When you move, you feel a loss with leaving your home. You take a walk around every room and remember family dinners, new babies, waking up on Saturday morning in your PJ’s and curled up on your favorite chair. None of us can imagine the horror of leaving our home unexpectedly to save our life. But that’s what happened to thousands in the recent storms that hit the Houston, Texas area.

It didn’t happen without warning. Most Houstonians heard the forecast, and most prepared because it’s part of the weather you deal with every day in Houston. However, no one could imagine a storm with the strength and pattern Hurricane Harvey thrust upon us. As a longtime resident of Houston, I can assure you, I have never seen anything like it and it continues to feel surreal.

If you’re one of the people living in Houston, you may feel a sense of relief that you weren’t hit. But you also may feel what thousands feel who survived - a need to help those who lost their homes and risked their life leaving. If you’re trying to help someone as they grieve, it’s important to remember that they will heal faster if you listen and let them talk about it. They won’t get over it, and they won’t ever return to their “normal” self. However, they can return to a more insightful, understanding, and grateful self if you’re willing to be present, listen, and show love instead of talking at them.

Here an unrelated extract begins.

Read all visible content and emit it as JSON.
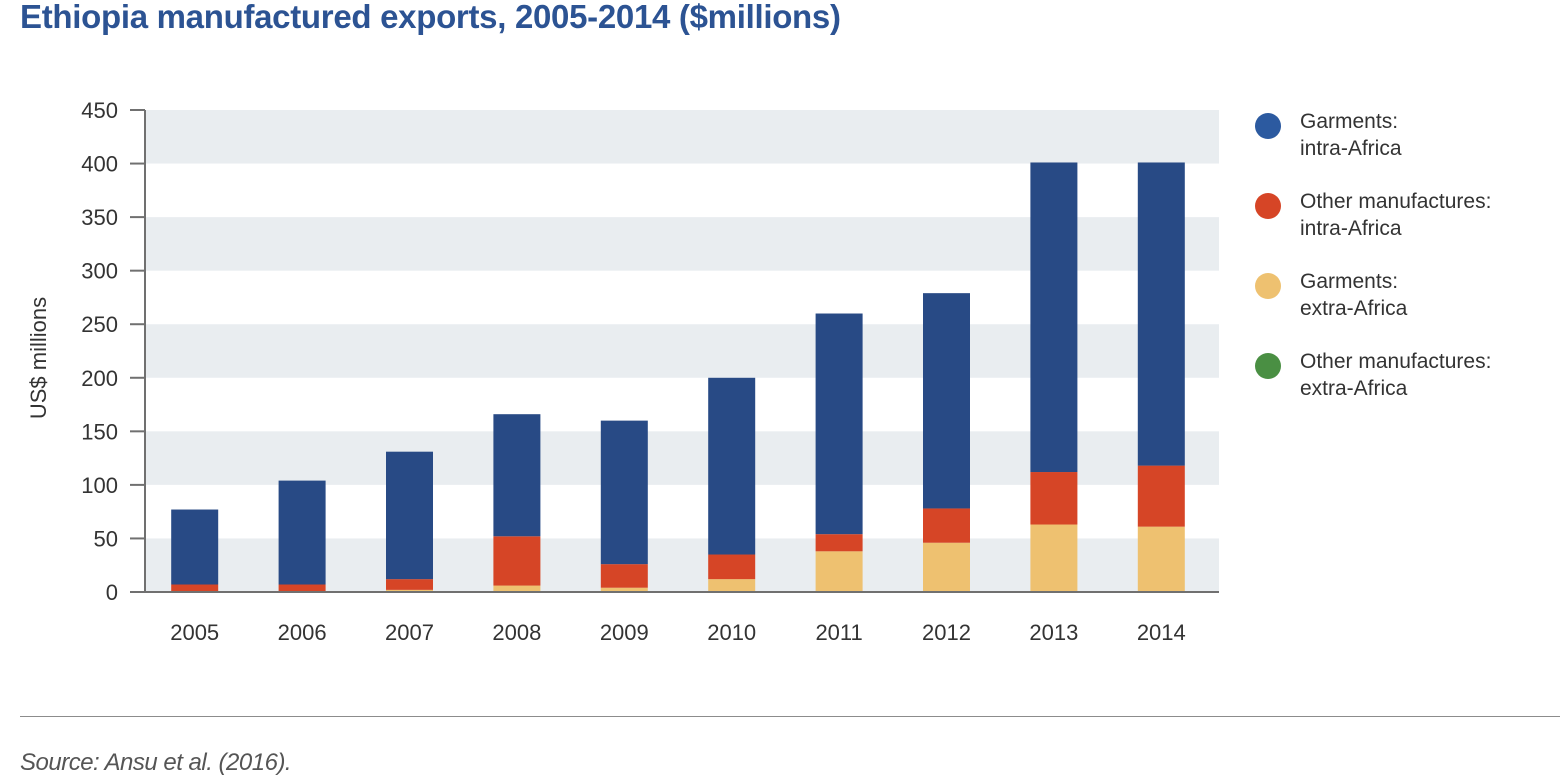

A monumental loss, such as a flooded home, is experienced in stages. Elisabeth Kubler-Ross identified five stages that are most commonly experienced after a catastrophic loss. In each stage listed below, I mention what the person may feel like and what you can do to help:

  1. Denial. Initially, most people told themselves they’d be okay. They had family and plenty of food. Upon rescue, people are grateful to simply have their lives and may be in denial about the amount of loss they suffered.

  • HELPER’S ROLE: Reassure them that no one could have predicted the severity of the storm. Reassure them that hindsight is easier, and it’s about what they do with the situation now that will mean the most in their recovery.

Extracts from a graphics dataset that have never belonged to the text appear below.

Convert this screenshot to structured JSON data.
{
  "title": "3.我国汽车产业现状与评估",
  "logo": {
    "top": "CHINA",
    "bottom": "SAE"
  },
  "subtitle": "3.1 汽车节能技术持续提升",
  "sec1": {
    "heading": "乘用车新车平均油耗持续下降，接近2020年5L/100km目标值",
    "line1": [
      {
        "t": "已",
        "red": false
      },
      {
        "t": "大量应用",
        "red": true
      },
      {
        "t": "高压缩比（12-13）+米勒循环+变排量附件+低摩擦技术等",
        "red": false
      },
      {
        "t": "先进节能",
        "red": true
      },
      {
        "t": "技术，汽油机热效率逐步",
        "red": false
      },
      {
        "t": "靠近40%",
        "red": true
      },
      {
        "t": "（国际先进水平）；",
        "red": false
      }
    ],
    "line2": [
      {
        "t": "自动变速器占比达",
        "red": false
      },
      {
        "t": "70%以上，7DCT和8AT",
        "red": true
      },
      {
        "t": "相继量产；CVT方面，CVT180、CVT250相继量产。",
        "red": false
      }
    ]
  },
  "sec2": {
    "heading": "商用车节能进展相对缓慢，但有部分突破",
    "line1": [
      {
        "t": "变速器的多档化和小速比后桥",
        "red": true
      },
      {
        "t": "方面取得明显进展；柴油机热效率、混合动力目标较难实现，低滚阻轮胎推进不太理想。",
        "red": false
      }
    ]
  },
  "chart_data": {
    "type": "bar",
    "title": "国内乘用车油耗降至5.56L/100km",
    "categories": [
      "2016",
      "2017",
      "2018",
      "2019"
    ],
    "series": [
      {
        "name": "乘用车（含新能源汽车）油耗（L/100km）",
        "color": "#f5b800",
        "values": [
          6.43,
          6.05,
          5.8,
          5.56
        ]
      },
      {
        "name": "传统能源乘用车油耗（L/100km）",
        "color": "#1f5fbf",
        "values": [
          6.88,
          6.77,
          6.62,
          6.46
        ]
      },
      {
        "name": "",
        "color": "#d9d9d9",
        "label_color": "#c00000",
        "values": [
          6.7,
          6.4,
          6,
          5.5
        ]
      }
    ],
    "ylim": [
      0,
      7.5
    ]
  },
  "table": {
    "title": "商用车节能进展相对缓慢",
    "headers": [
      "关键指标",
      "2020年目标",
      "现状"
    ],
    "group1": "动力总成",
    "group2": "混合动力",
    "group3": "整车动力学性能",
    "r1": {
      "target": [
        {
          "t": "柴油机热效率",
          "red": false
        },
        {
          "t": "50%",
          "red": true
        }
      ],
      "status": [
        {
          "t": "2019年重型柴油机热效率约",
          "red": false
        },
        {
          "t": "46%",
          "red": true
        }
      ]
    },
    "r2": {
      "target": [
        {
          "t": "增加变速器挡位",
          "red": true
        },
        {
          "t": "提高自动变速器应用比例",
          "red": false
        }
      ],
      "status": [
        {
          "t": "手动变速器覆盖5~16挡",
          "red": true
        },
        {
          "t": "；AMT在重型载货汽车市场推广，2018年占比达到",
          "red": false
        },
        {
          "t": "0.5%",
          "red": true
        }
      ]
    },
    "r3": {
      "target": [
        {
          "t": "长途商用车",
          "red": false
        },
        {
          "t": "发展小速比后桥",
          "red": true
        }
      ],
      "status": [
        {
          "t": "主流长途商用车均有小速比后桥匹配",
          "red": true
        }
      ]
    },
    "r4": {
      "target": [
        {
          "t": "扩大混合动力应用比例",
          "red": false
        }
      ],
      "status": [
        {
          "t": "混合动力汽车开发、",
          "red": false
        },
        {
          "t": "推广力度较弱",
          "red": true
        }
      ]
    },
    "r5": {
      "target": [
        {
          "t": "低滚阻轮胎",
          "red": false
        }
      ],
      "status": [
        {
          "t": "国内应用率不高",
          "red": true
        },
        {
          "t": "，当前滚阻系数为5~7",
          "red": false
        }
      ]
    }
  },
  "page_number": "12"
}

  1. Anger. This stage comes and goes and is completely normal as the recovery continues. Why isn’t more being done to help us? How will we make it through? You begin blaming others because of your fear. You want to have some sense of control when you feel out of control.

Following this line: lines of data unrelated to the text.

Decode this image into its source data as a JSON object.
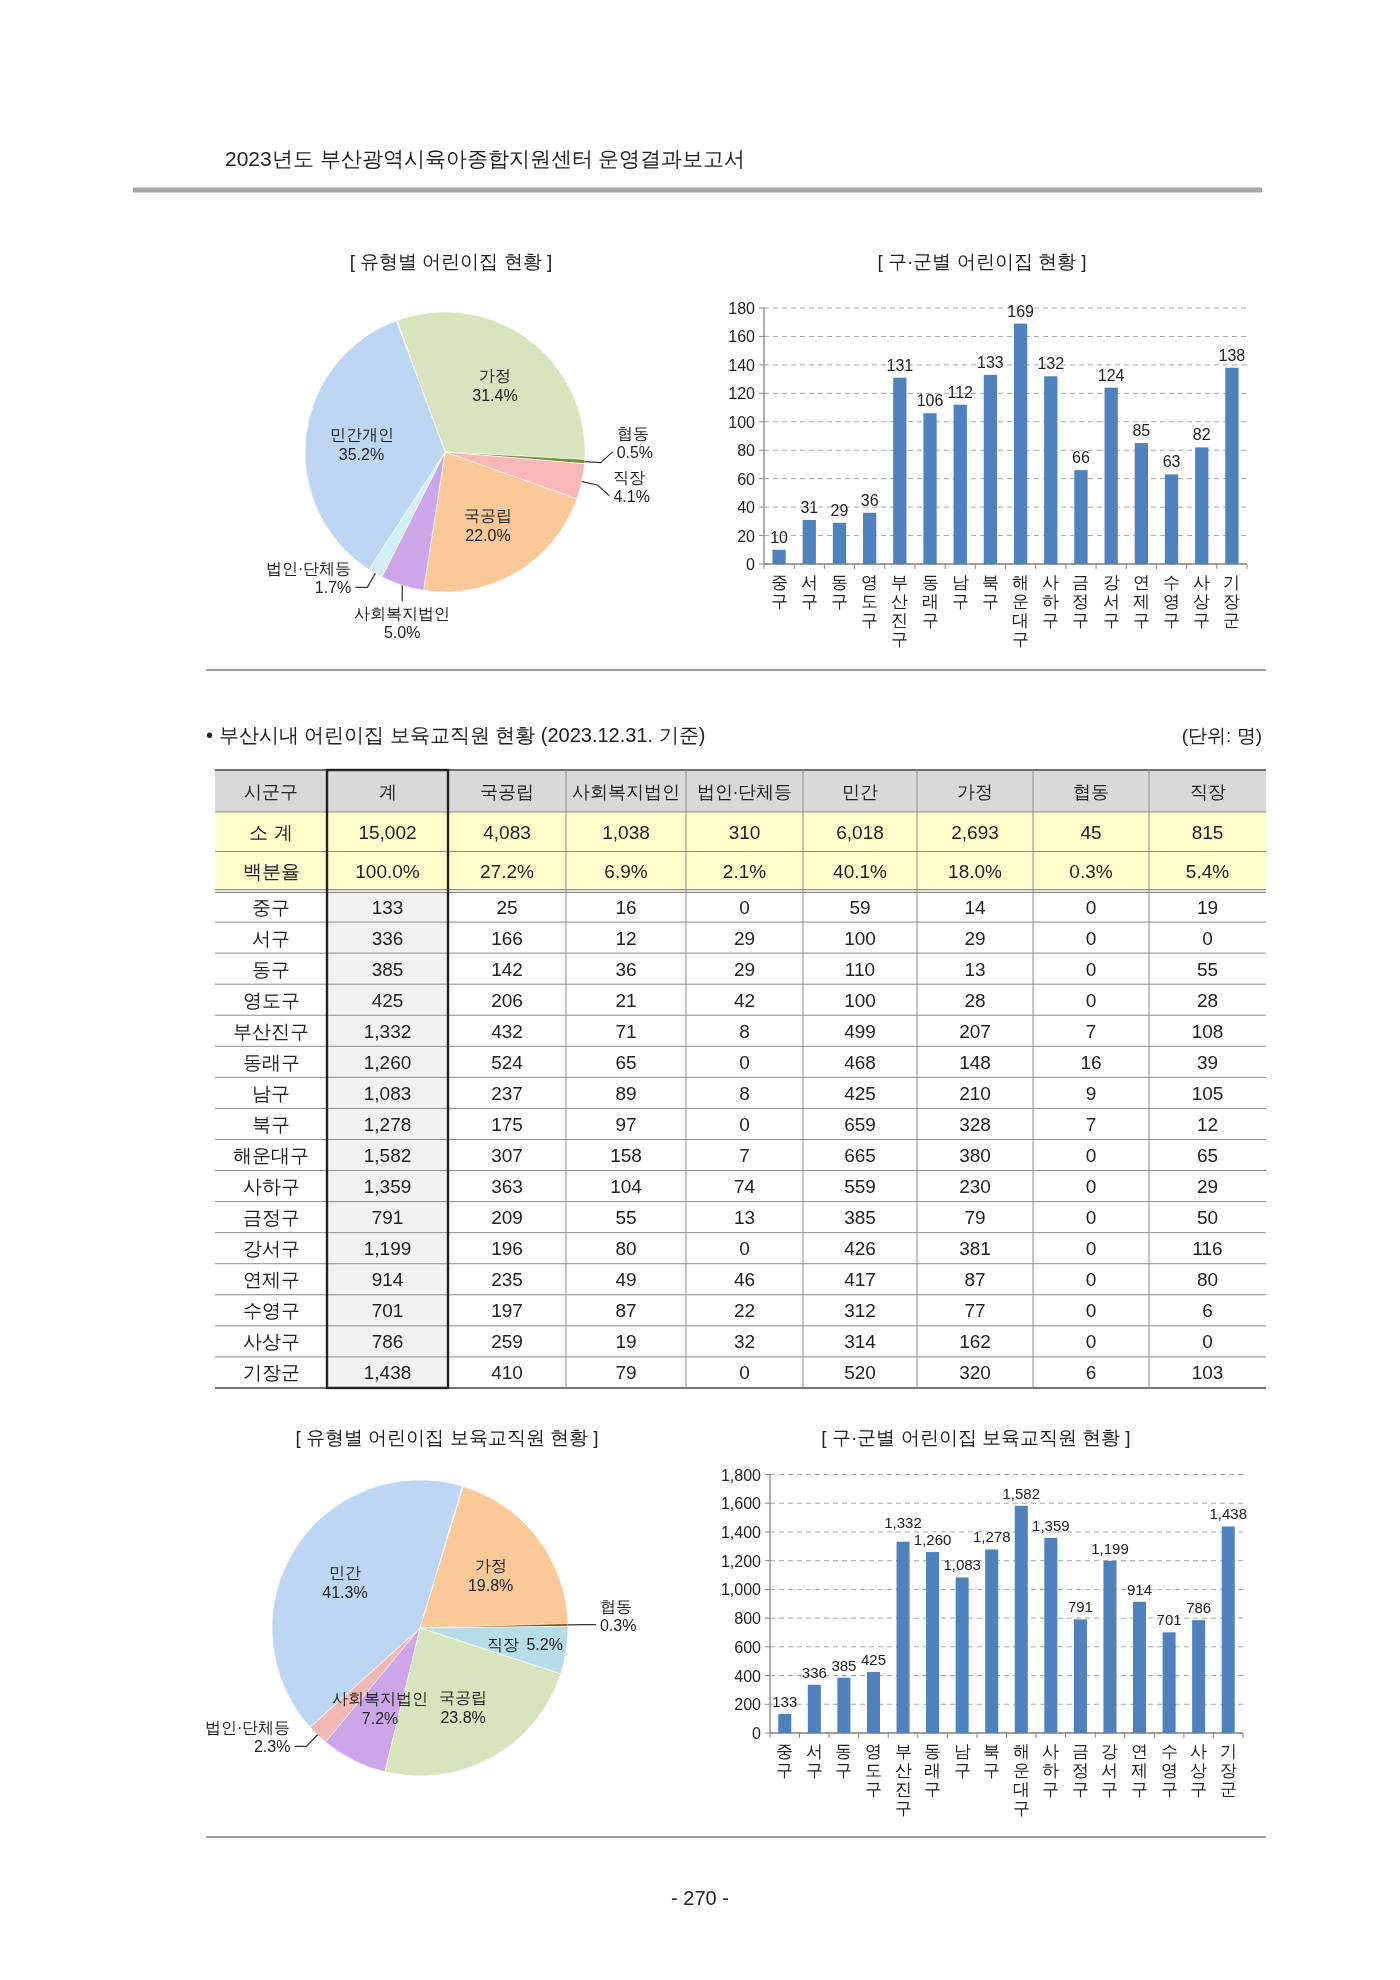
{
  "chart_data": [
    {
      "type": "other",
      "title": "2023년도 부산광역시육아종합지원센터 운영결과보고서",
      "annotations": [
        "- 270 -"
      ]
    },
    {
      "type": "pie",
      "title": "[ 유형별 어린이집 현황 ]",
      "categories": [
        "가정",
        "협동",
        "직장",
        "국공립",
        "사회복지법인",
        "법인·단체등",
        "민간개인"
      ],
      "values": [
        31.4,
        0.5,
        4.1,
        22.0,
        5.0,
        1.7,
        35.2
      ],
      "colors": [
        "#d7e4bd",
        "#76923c",
        "#f8b8b8",
        "#fbc898",
        "#cca6e8",
        "#d4eff7",
        "#bcd6f4"
      ],
      "value_labels": [
        "31.4%",
        "0.5%",
        "4.1%",
        "22.0%",
        "5.0%",
        "1.7%",
        "35.2%"
      ]
    },
    {
      "type": "bar",
      "title": "[ 구·군별 어린이집 현황 ]",
      "categories": [
        "중구",
        "서구",
        "동구",
        "영도구",
        "부산진구",
        "동래구",
        "남구",
        "북구",
        "해운대구",
        "사하구",
        "금정구",
        "강서구",
        "연제구",
        "수영구",
        "사상구",
        "기장군"
      ],
      "values": [
        10,
        31,
        29,
        36,
        131,
        106,
        112,
        133,
        169,
        132,
        66,
        124,
        85,
        63,
        82,
        138
      ],
      "color": "#4f81bd",
      "ylim": [
        0,
        180
      ],
      "yticks": [
        0,
        20,
        40,
        60,
        80,
        100,
        120,
        140,
        160,
        180
      ],
      "grid": "y",
      "data_labels": true
    },
    {
      "type": "other",
      "title": "• 부산시내 어린이집 보육교직원 현황 (2023.12.31. 기준)",
      "annotations": [
        "(단위: 명)"
      ],
      "ylabel": "시군구",
      "categories": [
        "계",
        "국공립",
        "사회복지법인",
        "법인·단체등",
        "민간",
        "가정",
        "협동",
        "직장"
      ],
      "y_categories": [
        "소 계",
        "백분율",
        "중구",
        "서구",
        "동구",
        "영도구",
        "부산진구",
        "동래구",
        "남구",
        "북구",
        "해운대구",
        "사하구",
        "금정구",
        "강서구",
        "연제구",
        "수영구",
        "사상구",
        "기장군"
      ],
      "cell_labels": [
        [
          "15,002",
          "4,083",
          "1,038",
          "310",
          "6,018",
          "2,693",
          "45",
          "815"
        ],
        [
          "100.0%",
          "27.2%",
          "6.9%",
          "2.1%",
          "40.1%",
          "18.0%",
          "0.3%",
          "5.4%"
        ],
        [
          "133",
          "25",
          "16",
          "0",
          "59",
          "14",
          "0",
          "19"
        ],
        [
          "336",
          "166",
          "12",
          "29",
          "100",
          "29",
          "0",
          "0"
        ],
        [
          "385",
          "142",
          "36",
          "29",
          "110",
          "13",
          "0",
          "55"
        ],
        [
          "425",
          "206",
          "21",
          "42",
          "100",
          "28",
          "0",
          "28"
        ],
        [
          "1,332",
          "432",
          "71",
          "8",
          "499",
          "207",
          "7",
          "108"
        ],
        [
          "1,260",
          "524",
          "65",
          "0",
          "468",
          "148",
          "16",
          "39"
        ],
        [
          "1,083",
          "237",
          "89",
          "8",
          "425",
          "210",
          "9",
          "105"
        ],
        [
          "1,278",
          "175",
          "97",
          "0",
          "659",
          "328",
          "7",
          "12"
        ],
        [
          "1,582",
          "307",
          "158",
          "7",
          "665",
          "380",
          "0",
          "65"
        ],
        [
          "1,359",
          "363",
          "104",
          "74",
          "559",
          "230",
          "0",
          "29"
        ],
        [
          "791",
          "209",
          "55",
          "13",
          "385",
          "79",
          "0",
          "50"
        ],
        [
          "1,199",
          "196",
          "80",
          "0",
          "426",
          "381",
          "0",
          "116"
        ],
        [
          "914",
          "235",
          "49",
          "46",
          "417",
          "87",
          "0",
          "80"
        ],
        [
          "701",
          "197",
          "87",
          "22",
          "312",
          "77",
          "0",
          "6"
        ],
        [
          "786",
          "259",
          "19",
          "32",
          "314",
          "162",
          "0",
          "0"
        ],
        [
          "1,438",
          "410",
          "79",
          "0",
          "520",
          "320",
          "6",
          "103"
        ]
      ]
    },
    {
      "type": "pie",
      "title": "[ 유형별 어린이집 보육교직원 현황 ]",
      "categories": [
        "가정",
        "협동",
        "직장",
        "국공립",
        "사회복지법인",
        "법인·단체등",
        "민간"
      ],
      "values": [
        19.8,
        0.3,
        5.2,
        23.8,
        7.2,
        2.3,
        41.3
      ],
      "colors": [
        "#fbc898",
        "#974806",
        "#b7dee8",
        "#d7e4bd",
        "#cca6e8",
        "#f4b8b4",
        "#bcd6f4"
      ],
      "value_labels": [
        "19.8%",
        "0.3%",
        "5.2%",
        "23.8%",
        "7.2%",
        "2.3%",
        "41.3%"
      ]
    },
    {
      "type": "bar",
      "title": "[ 구·군별 어린이집 보육교직원 현황 ]",
      "categories": [
        "중구",
        "서구",
        "동구",
        "영도구",
        "부산진구",
        "동래구",
        "남구",
        "북구",
        "해운대구",
        "사하구",
        "금정구",
        "강서구",
        "연제구",
        "수영구",
        "사상구",
        "기장군"
      ],
      "values": [
        133,
        336,
        385,
        425,
        1332,
        1260,
        1083,
        1278,
        1582,
        1359,
        791,
        1199,
        914,
        701,
        786,
        1438
      ],
      "color": "#4f81bd",
      "ylim": [
        0,
        1800
      ],
      "yticks": [
        0,
        200,
        400,
        600,
        800,
        {
          "value": 1000,
          "label": "1,000"
        },
        {
          "value": 1200,
          "label": "1,200"
        },
        {
          "value": 1400,
          "label": "1,400"
        },
        {
          "value": 1600,
          "label": "1,600"
        },
        {
          "value": 1800,
          "label": "1,800"
        }
      ],
      "grid": "y",
      "value_labels": [
        "133",
        "336",
        "385",
        "425",
        "1,332",
        "1,260",
        "1,083",
        "1,278",
        "1,582",
        "1,359",
        "791",
        "1,199",
        "914",
        "701",
        "786",
        "1,438"
      ]
    }
  ]
}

  • HELPER’S ROLE: Allow them to talk about their anger. Do not judge them as being ungrateful.

  1. Bargaining. As you begin dealing with your anger, you begin making more bargains. This stage is commonly expressed by praying for God to help you, but if God doesn’t work fast enough it fuels your anger again.

  • HELPER’S ROLE: Reassure them that you’re praying with them. Then turn your focus to what the two of you can do together that will help.

  1. Depression. This stage is the most difficult when you’re experiencing it. It goes on and on, and the stress you feel is overwhelming. If extended long enough, you may feel like you don’t even care.

  • HELPERS ROLE: Remind them that you are there, and be present. Become a routine in their life so they can count on you to be there for them. Keep your word and be as consistent as possible. They need to know you are the real thing.

  1. Acceptance. Eventually your feelings of sadness, grief, and overwhelming stress will be accepted. From here, you may begin to see a light. It may not last long, and it may change to anger again, but that’s okay. In this case, it’s normal to feel sad, mad, and accepting all in the same day.

  • HELPER’S ROLE: Take small steps with them. When they get overwhelmed, remind them how far they’ve come and what a good job they’re doing. This is the stage to encourage and remind them of their strength.

There is a catastrophic loss in Texas right now, and that means an incredible opportunity for everyone to reach out, connect, and be part of the healing.